But this morning’s performance, it turns out, is neither a time nor place for convention. Savages make no attempt to recreate the feel of an evening show, performing with the lights up and Jehnny Beth saluting the crowd with a mug of coffee and cheery “good morning!” when she arrives on stage. Indeed, the whole experience inverts virtually every gig-going trope: nobody is drinking, let alone drunk, everyone has arrived on time, and there are more phones sending “in by 10am – sorry!” texts to the boss than there are taking photos of the band. “We’ve all agreed that this is the best reason to be late for work,” adds Beth, a few songs in. “When your boss asks you where you were, tell them you were at a Savages gig.
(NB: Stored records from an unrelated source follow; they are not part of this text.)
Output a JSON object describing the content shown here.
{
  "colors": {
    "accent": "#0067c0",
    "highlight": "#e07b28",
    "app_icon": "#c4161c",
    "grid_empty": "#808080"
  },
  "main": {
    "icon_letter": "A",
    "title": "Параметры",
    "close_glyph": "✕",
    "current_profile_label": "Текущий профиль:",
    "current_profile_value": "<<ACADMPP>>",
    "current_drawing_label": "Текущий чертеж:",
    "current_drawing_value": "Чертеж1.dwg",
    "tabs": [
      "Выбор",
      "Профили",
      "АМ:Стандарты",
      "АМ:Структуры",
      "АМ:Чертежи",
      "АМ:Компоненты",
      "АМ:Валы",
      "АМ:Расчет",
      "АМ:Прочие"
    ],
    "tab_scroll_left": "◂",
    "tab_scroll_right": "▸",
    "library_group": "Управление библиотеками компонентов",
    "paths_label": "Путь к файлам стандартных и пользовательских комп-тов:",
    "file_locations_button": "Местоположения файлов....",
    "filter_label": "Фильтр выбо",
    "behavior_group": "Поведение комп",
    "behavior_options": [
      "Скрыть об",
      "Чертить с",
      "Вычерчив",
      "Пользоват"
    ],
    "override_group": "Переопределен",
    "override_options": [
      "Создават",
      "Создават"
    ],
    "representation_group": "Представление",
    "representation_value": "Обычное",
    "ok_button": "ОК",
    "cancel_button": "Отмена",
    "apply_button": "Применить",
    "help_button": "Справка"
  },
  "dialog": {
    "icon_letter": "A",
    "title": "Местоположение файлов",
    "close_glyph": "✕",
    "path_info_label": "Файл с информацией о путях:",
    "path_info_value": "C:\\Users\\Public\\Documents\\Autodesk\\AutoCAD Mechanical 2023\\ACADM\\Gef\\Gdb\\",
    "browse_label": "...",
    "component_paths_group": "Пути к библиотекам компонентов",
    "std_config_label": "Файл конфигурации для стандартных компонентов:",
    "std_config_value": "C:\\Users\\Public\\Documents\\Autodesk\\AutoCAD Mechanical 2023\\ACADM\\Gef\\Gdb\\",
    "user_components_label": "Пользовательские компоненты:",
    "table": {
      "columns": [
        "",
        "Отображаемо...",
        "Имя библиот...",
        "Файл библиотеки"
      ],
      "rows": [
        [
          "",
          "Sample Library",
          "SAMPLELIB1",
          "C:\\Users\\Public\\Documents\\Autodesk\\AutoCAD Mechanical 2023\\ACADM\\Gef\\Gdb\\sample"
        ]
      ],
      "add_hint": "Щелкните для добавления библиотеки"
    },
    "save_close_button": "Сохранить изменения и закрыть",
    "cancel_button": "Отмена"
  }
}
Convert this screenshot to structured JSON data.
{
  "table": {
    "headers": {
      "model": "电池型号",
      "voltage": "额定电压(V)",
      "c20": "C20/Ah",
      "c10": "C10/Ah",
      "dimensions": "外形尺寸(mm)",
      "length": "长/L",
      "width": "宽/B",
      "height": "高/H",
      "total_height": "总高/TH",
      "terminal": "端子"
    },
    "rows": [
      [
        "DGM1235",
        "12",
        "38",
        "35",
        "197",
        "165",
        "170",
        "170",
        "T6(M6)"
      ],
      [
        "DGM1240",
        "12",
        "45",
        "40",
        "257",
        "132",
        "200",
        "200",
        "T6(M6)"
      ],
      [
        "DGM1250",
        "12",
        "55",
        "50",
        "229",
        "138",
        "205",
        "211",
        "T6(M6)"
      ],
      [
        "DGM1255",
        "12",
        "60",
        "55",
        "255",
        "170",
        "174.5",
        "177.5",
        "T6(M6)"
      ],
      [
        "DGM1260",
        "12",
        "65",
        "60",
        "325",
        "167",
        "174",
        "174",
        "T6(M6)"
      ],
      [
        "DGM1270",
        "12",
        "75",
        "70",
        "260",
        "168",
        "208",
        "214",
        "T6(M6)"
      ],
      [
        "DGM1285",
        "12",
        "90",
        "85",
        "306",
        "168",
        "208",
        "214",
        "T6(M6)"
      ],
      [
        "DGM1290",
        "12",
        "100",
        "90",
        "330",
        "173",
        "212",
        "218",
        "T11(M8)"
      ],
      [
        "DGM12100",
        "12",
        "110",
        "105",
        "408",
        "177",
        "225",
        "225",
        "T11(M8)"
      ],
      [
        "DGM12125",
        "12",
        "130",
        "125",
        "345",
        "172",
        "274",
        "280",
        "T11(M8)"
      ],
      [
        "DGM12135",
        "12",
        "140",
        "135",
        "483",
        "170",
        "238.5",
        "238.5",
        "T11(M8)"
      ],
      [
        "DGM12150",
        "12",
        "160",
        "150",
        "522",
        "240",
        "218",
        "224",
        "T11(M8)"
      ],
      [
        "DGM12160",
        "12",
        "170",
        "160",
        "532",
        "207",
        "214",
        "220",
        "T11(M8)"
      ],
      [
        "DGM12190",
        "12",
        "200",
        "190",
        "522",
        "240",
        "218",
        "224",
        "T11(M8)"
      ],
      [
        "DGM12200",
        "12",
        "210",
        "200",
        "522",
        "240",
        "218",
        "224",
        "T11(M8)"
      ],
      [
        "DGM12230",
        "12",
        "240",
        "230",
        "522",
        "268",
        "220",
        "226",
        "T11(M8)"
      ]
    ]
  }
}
You will be the coolest person in the office!”

She makes a good point: for all that staying up late and sleeping in is routinely cooler than being up with the lark, Savages fill the 100 Club with an unshakeable straight-edge swagger that, so early, is initially bewildering and then rather magnificent: the set’s second half, in particular, is a devastating assault of grizzled bass, thundering drums, howling feedback and controlled screaming that would be impressive at any time of day and is weirdly life-affirming before breakfast. The band closes with the James-Bond-theme-in-waiting Adore, by which point the crowd is simply gawping in stunned silence, itself stunning: surely never has the 100 Club, normally host to distracted conversation and clinking bottles regardless of the performer, witnessed such utter hush. 

Beth tells us she adores life as the song squalls out and the band bow. Walking out into the bright wintry morning at 9:30am evokes the kind of poignant perplexity brought on by leaving a clubnight as the sun’s coming up – it’s a dizzying, energising start to a day.